Their complexity is another downside; in recent years, older units have gained a reputation for poor reliability and some owners have reported theirs as needing costly repair work.
Also known as e-CVT, Xtronic
For Mechanically simple and reliable; fuel efficient
Against Tends to be noisy; can be sluggish; little scope for manual control
The continuously variable transmission (CVT) is unusual in that it doesn’t use a series of cogs for gears like a traditional gearbox. Instead, it works a bit like the gears on your bicycle.

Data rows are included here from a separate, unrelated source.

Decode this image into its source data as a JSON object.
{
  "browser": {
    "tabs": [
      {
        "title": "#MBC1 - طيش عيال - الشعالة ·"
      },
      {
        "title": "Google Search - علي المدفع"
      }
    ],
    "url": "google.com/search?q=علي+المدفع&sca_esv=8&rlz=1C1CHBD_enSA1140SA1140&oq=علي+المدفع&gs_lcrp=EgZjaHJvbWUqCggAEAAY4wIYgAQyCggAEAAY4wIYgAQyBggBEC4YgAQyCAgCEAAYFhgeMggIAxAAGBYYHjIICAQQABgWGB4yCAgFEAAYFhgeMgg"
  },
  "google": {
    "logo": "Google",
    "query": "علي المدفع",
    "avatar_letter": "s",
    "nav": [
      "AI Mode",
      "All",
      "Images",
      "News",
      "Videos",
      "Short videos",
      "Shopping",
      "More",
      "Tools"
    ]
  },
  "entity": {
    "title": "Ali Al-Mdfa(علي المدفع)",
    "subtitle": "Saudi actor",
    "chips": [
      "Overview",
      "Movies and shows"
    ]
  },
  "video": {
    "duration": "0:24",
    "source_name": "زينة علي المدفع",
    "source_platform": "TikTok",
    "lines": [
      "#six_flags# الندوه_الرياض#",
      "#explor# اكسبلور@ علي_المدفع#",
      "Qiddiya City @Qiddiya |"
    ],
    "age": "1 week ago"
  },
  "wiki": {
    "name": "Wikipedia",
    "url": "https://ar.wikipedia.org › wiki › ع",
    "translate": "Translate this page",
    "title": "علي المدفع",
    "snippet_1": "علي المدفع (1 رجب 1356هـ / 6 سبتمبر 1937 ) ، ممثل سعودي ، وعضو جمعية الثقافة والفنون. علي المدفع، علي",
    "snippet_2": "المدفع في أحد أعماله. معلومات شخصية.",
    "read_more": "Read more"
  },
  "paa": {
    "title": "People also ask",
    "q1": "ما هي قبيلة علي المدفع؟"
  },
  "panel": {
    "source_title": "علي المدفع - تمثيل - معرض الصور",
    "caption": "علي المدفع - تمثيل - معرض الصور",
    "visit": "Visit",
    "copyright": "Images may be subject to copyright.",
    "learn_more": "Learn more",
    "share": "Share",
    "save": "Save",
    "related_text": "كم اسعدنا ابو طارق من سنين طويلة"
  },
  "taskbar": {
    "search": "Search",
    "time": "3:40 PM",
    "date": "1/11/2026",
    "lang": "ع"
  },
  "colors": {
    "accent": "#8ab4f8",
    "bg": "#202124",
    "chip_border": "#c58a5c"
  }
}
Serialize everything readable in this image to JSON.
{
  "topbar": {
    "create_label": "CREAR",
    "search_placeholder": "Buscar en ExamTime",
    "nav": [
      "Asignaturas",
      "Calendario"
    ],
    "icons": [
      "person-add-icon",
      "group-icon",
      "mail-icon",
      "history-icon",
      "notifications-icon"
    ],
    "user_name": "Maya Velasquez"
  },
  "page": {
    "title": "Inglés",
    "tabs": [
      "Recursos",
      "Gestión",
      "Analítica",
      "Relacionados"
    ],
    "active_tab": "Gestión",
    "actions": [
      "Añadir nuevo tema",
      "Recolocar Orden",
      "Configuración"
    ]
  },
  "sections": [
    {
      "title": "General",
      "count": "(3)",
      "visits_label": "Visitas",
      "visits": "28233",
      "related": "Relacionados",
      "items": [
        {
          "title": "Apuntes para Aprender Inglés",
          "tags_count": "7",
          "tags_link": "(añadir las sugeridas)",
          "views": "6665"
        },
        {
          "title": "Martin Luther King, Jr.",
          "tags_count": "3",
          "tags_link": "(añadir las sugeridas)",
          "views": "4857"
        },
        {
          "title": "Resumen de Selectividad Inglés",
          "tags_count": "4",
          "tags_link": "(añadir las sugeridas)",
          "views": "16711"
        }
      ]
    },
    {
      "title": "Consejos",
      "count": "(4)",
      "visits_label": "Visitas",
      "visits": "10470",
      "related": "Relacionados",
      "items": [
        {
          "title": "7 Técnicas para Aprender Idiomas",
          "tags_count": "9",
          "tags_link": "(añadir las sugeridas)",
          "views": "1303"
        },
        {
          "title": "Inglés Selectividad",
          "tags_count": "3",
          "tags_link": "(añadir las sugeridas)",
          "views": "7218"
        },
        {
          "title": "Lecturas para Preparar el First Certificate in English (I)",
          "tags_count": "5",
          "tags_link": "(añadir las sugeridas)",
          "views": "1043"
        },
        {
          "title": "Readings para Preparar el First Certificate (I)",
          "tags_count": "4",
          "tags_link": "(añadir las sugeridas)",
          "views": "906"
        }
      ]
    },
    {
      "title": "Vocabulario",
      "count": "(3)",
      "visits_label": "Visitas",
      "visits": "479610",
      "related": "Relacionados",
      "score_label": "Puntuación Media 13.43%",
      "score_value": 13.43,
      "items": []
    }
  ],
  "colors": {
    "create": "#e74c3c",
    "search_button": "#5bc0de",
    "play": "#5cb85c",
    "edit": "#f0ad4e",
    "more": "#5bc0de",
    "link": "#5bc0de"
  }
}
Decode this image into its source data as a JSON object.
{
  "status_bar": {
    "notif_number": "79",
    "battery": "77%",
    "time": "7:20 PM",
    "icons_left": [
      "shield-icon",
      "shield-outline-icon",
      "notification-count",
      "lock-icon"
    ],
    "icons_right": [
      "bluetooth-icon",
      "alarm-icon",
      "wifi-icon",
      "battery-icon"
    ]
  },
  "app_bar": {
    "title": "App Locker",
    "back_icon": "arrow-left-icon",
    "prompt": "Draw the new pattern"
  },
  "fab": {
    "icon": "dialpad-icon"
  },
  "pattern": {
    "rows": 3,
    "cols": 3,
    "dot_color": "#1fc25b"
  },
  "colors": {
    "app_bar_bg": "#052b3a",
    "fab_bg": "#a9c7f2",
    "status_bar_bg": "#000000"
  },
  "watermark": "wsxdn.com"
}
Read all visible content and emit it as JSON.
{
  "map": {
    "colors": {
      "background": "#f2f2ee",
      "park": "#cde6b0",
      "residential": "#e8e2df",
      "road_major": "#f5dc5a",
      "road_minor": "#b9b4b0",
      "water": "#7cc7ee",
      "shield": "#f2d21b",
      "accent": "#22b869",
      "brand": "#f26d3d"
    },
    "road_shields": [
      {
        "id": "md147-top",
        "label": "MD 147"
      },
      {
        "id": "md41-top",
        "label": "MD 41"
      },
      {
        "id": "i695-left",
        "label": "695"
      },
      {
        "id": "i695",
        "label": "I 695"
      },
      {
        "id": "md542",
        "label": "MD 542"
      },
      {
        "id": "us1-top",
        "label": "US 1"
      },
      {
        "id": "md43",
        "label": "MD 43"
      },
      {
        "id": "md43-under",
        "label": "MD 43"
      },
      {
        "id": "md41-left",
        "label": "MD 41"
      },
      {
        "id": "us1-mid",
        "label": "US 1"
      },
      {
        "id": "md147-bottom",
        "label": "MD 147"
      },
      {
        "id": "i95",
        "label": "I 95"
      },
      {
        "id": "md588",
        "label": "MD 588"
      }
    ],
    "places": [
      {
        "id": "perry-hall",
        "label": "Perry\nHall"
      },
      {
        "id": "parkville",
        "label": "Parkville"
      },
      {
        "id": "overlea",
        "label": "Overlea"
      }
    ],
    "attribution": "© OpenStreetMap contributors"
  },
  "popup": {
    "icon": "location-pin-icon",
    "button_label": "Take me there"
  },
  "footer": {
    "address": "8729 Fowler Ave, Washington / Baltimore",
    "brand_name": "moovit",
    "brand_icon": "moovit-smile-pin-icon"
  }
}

Inside a CVT gearbox you’ll find two cone-shaped pulleys – one connected to the engine and the other driving the wheels, linked by a belt. The pulleys expand and contract in diameter continuously as you accelerate or decelerate, and that alters the gear ratio.
Because the gearing is adjusted infinitely between the highest and lowest ratio, the engine is kept in its power band when you accelerate, rather than dropping in and out of the engine’s most efficient rev range, as is the case with other types of gearbox. What’s more, because there are no fixed gears, there are no gearchanges – and that means smooth acceleration without any jolts.
However, the downside is that, because the engine is held at peak power as you accelerate (normally at higher revs), CVT gearboxes can make cars rather noisy, especially if the engine is a bit weedy and needs to be revved harder to pull you along.
Toyota uses a more sophisticated gearbox, called e-CVT, in the Prius hatchback and RAV4 SUV, that replaces the belt and pulleys with two electric motor-generators. One is used to start the engine and act as a generator to charge the hybrid battery, while the other acts as a drive motor on its own or in conjunction with the engine. The system also enables the car to be driven in pure electric mode by mechanically decoupling the petrol engine.